Equity Strategy October 26, 2007:
The Canadian equity markets were able to shrug off some pretty negative news this week. The Alberta Government released its new formula for royalty calculations and the oil industry is going to pay substantially more over the long term. If this had been announced at almost any other time the energy sector would have been smoked, but with oil at $92.00 a barrel nobody seems to care.
They will care down the road when oil slides back a bit and the reality of a much slower build out of the energy sector develops due to increasing pressure on the energy sector. There has been an incredible expansion of energy industry infrastructure that has put Alberta on the forefront of growth in the country. The problem has been increasing costs at many levels; labor, materials and currency are all taking a toll on the attractiveness of these mega project developments. Add in higher taxes and royalties and the aggressive expansion plans are very likely to be scaled back or postponed. Canadian investors would be wise to be cautious investing in the energy sector over the short term until the full impact of the new royalties is understood.

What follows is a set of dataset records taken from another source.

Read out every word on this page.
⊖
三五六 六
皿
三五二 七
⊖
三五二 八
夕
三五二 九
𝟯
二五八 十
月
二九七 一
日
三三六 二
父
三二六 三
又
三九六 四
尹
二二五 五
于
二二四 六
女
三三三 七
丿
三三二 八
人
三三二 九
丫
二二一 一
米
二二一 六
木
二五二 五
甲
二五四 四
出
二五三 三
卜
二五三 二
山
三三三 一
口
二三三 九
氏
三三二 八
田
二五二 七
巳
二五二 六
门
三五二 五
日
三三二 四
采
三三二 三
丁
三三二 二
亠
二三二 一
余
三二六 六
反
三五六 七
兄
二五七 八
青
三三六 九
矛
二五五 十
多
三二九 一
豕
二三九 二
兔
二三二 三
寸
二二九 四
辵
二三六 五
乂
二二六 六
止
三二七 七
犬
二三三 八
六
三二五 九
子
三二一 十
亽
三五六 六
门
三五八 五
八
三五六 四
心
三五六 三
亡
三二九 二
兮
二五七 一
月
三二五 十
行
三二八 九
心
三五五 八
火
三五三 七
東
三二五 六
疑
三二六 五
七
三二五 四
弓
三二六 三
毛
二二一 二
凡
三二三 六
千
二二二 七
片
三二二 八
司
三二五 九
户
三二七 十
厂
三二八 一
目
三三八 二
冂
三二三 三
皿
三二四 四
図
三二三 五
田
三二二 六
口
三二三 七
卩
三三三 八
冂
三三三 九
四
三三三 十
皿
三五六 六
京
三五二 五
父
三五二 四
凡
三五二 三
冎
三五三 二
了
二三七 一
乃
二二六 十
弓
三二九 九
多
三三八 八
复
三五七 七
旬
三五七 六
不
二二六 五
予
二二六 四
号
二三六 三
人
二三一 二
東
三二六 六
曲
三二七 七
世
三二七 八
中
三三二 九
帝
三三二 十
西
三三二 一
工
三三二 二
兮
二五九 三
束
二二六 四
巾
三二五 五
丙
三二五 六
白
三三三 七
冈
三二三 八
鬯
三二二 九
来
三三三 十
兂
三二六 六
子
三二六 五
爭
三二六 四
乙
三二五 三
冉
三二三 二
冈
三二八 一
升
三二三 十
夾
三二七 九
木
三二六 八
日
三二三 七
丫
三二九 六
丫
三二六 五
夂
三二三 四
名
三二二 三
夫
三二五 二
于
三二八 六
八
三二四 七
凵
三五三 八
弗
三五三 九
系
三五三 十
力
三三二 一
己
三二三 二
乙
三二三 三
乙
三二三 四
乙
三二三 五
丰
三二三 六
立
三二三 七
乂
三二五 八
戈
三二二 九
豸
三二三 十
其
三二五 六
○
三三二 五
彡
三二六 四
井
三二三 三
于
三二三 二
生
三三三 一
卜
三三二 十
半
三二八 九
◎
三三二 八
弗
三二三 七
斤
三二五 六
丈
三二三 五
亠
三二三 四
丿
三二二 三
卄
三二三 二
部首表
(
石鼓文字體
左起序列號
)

The Canadian dollar continues to surprise moving to higher and higher levels. The pundits' are coming out of the woodwork to predict extreme levels for the loonie. I think it will be very difficult for the Canadian dollar to move past the $1.05 level which is viewed as the watershed high reached 30 years ago. I would not be surprised to see the dollar touch that level and then sell off back to the $1.00 level and continue to trade in that range for a few months.

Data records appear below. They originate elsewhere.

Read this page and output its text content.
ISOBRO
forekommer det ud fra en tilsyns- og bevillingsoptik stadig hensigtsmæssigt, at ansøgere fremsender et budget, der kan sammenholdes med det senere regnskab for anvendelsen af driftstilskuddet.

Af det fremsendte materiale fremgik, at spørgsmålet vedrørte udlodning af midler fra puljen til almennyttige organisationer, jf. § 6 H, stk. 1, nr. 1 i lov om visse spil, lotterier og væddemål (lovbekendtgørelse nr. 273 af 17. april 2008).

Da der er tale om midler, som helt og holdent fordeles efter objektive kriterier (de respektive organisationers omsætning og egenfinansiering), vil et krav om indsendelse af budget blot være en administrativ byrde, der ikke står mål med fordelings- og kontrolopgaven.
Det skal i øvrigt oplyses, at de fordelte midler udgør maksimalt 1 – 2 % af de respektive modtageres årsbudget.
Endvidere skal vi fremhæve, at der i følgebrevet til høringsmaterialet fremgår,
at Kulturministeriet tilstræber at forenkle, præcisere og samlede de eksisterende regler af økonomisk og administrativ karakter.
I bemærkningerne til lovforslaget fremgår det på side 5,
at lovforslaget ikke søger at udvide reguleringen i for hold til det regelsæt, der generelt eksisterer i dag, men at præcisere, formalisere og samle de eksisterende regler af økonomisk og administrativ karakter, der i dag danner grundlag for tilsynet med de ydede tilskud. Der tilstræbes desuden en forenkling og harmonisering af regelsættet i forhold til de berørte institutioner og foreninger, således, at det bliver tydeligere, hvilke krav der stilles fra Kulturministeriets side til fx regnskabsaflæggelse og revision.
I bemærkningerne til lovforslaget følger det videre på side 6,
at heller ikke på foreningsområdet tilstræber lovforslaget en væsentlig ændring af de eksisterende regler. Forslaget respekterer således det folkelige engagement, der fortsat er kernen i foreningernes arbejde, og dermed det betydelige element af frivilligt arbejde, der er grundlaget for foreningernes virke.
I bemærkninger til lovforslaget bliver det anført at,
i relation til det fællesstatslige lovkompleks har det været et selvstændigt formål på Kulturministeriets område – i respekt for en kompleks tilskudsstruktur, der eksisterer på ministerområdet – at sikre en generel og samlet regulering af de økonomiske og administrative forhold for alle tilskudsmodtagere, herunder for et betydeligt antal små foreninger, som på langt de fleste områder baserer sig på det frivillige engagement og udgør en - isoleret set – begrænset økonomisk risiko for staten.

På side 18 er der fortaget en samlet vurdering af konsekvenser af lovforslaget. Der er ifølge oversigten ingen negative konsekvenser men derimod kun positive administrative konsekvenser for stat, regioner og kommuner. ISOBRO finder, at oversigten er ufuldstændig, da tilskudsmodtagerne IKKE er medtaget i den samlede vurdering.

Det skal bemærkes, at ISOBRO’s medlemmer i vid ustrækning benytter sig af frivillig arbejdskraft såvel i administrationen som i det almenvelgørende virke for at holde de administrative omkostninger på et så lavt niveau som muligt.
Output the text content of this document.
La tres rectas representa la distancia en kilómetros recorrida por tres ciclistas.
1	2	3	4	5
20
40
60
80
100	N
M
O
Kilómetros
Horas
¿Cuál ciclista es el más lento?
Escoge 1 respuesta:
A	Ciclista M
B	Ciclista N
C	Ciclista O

I have been advising to avoid US and European investments over the past year or so largely due to the high risk of currency erosion. The loonie appears to be at or very near a high which has reduced the potential down side to investing out side of Canada. Slowly diversifying in to US and European investments looks more rewarding now that at any time in the past two years.
In the US stay with the leaders such as Apple and Microsoft which have released surprisingly strong quarterly earnings results and appear to be very well positioned to continue strong bottom line growth going forward.